Mais un certain nombre de voyageurs avaient été immédiatement séduits par la proposition. Elle plaisait particulièrement au colonel Proctor. Ce cerveau brûlé trouvait la chose très-faisable. Il rappela même que des ingénieurs avaient eu l’idée de passer des rivières « sans pont » avec des trains rigides lancés à toute vitesse, etc. Et, en fin de compte, tous les intéressés dans la question se rangèrent à l’avis du mécanicien.

« Nous avons cinquante chances pour passer, disait l’un.

— Soixante, disait l’autre.

— Quatre-vingts !… quatre-vingt-dix sur cent ! »
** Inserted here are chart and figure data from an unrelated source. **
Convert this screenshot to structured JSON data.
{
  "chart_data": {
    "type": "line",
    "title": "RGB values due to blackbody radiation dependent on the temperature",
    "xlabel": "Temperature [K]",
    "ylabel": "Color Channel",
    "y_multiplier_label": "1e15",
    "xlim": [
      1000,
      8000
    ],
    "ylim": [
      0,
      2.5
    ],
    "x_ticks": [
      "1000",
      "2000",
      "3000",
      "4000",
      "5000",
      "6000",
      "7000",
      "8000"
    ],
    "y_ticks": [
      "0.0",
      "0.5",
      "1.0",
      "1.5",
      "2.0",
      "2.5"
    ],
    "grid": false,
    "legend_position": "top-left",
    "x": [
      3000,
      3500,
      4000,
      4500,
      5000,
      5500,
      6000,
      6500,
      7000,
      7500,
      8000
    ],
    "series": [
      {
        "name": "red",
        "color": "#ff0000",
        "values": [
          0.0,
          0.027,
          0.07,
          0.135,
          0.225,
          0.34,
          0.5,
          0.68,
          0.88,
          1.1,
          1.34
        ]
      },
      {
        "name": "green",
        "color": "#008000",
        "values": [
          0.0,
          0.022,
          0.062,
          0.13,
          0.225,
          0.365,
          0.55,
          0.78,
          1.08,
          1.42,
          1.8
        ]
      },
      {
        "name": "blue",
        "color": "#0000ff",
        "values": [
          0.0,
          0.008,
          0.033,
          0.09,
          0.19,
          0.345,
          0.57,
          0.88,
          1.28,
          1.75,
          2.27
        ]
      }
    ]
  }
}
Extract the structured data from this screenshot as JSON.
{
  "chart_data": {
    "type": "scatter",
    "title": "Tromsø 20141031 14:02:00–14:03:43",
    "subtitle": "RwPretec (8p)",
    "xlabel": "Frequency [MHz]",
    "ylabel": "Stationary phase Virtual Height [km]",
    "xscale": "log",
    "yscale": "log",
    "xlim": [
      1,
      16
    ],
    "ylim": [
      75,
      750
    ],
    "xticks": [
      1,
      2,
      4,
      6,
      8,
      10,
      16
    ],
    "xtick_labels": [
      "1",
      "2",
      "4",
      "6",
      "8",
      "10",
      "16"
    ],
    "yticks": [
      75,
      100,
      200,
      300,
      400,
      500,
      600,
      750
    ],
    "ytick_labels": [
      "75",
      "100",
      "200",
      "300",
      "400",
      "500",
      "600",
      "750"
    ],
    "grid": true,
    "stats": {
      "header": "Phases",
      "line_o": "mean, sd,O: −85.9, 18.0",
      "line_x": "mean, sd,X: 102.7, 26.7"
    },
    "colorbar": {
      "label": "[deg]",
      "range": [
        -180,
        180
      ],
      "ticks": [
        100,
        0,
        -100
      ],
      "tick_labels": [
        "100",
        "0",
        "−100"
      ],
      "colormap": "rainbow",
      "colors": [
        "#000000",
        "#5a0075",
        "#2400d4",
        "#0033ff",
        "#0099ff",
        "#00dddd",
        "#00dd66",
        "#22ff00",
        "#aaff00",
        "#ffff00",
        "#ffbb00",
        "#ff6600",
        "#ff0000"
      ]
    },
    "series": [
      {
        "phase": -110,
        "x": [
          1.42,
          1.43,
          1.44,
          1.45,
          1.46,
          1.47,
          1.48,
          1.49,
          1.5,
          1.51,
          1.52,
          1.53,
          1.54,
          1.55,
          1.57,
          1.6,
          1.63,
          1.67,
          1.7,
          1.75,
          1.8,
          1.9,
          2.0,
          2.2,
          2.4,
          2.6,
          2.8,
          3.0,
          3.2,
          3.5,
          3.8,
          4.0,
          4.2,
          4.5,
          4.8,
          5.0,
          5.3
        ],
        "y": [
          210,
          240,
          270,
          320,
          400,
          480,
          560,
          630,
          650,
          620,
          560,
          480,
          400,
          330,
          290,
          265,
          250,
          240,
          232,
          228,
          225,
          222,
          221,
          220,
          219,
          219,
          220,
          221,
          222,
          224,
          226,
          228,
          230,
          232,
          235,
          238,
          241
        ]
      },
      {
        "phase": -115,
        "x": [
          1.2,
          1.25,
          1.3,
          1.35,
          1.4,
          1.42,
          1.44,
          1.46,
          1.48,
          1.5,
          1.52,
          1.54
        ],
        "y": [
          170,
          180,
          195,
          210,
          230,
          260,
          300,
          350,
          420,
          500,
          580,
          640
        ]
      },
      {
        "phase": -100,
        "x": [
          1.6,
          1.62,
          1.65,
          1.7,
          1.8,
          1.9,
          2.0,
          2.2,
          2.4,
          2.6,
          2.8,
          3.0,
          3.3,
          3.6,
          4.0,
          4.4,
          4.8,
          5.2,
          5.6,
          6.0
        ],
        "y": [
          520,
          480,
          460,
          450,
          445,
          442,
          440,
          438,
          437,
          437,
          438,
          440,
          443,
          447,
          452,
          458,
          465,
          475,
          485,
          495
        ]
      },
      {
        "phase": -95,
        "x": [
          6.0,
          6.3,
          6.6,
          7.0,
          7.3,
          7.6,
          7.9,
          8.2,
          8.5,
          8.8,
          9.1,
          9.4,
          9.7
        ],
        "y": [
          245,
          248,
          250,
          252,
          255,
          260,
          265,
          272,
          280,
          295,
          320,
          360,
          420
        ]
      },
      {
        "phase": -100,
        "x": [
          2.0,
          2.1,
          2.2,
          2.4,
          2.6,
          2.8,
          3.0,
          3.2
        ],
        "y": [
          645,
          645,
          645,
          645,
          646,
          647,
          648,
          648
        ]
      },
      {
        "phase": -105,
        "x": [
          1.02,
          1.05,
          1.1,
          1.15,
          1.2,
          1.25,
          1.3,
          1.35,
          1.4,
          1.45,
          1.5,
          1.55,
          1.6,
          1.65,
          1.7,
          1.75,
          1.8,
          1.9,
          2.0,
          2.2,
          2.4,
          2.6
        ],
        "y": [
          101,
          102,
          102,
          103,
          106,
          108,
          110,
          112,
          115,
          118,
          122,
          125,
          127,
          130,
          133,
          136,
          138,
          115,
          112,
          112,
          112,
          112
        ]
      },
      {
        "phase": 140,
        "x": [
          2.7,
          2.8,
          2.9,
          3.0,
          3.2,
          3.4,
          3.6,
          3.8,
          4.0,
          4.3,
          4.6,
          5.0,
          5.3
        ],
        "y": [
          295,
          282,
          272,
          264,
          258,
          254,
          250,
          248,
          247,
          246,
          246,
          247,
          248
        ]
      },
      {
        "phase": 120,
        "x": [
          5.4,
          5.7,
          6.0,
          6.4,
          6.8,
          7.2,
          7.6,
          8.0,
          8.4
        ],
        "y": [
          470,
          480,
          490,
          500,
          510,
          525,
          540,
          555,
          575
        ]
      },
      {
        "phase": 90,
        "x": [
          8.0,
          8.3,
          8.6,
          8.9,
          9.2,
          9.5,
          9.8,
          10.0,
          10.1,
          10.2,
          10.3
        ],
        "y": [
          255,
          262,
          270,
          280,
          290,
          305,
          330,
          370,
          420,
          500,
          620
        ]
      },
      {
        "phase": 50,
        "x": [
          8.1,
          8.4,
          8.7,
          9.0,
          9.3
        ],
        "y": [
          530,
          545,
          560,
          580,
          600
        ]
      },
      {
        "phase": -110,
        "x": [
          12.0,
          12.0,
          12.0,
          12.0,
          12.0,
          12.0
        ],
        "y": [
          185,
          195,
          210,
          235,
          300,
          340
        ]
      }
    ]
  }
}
Passepartout était ahuri, quoiqu’il fût prêt à tout tenter pour opérer le passage du Medicine-creek, mais la tentative lui semblait un peu trop « américaine ».

« D’ailleurs, pensa-t-il, il y a une chose bien plus simple à faire, et ces gens-là n’y songent même pas !… Monsieur, dit-il à un des voyageurs, le moyen proposé par le mécanicien me paraît un peu hasardé, mais…

— Quatre-vingts chances ! répondit le voyageur, qui lui tourna le dos.

— Je sais bien, répondit Passepartout en s’adressant à un autre gentleman, mais une simple réflexion…

— Pas de réflexion, c’est inutile ! répondit l’Américain interpellé en haussant les épaules, puisque le mécanicien assure qu’on passera !

— Sans doute, reprit Passepartout, on passera, mais il serait peut-être plus prudent…

— Quoi ! prudent ! s’écria le colonel Proctor, que ce mot, entendu par hasard, fit bondir. À grande vitesse, on vous dit ! Comprenez-vous ? À grande vitesse !

— Je sais… je comprends…, répétait Passepartout, auquel personne ne laissait achever sa phrase, mais il serait, sinon plus prudent, puisque le mot vous choque, du moins plus naturel…

— Qui ? que ? quoi ? Qu’a-t-il donc celui-là avec son naturel ?… » s’écria-t-on de toutes parts.

Le pauvre garçon ne savait plus de qui se faire entendre.

« Est-ce que vous avez peur ? lui demanda le colonel Proctor.

— Moi, peur ! s’écria Passepartout. Eh bien, soit ! Je montrerai à ces gens-là qu’un Français peut être aussi Américain qu’eux ! (c’est moi qui souligne !)

— En voiture ! en voiture ! criait le conducteur.

— Oui ! en voiture, répétait Passepartout, en voiture ! Et tout de suite ! Mais on ne m’empêchera pas de penser qu’il eût été plus naturel de nous faire d’abord passer à pied sur ce pont, nous autres voyageurs, puis le train ensuite !… »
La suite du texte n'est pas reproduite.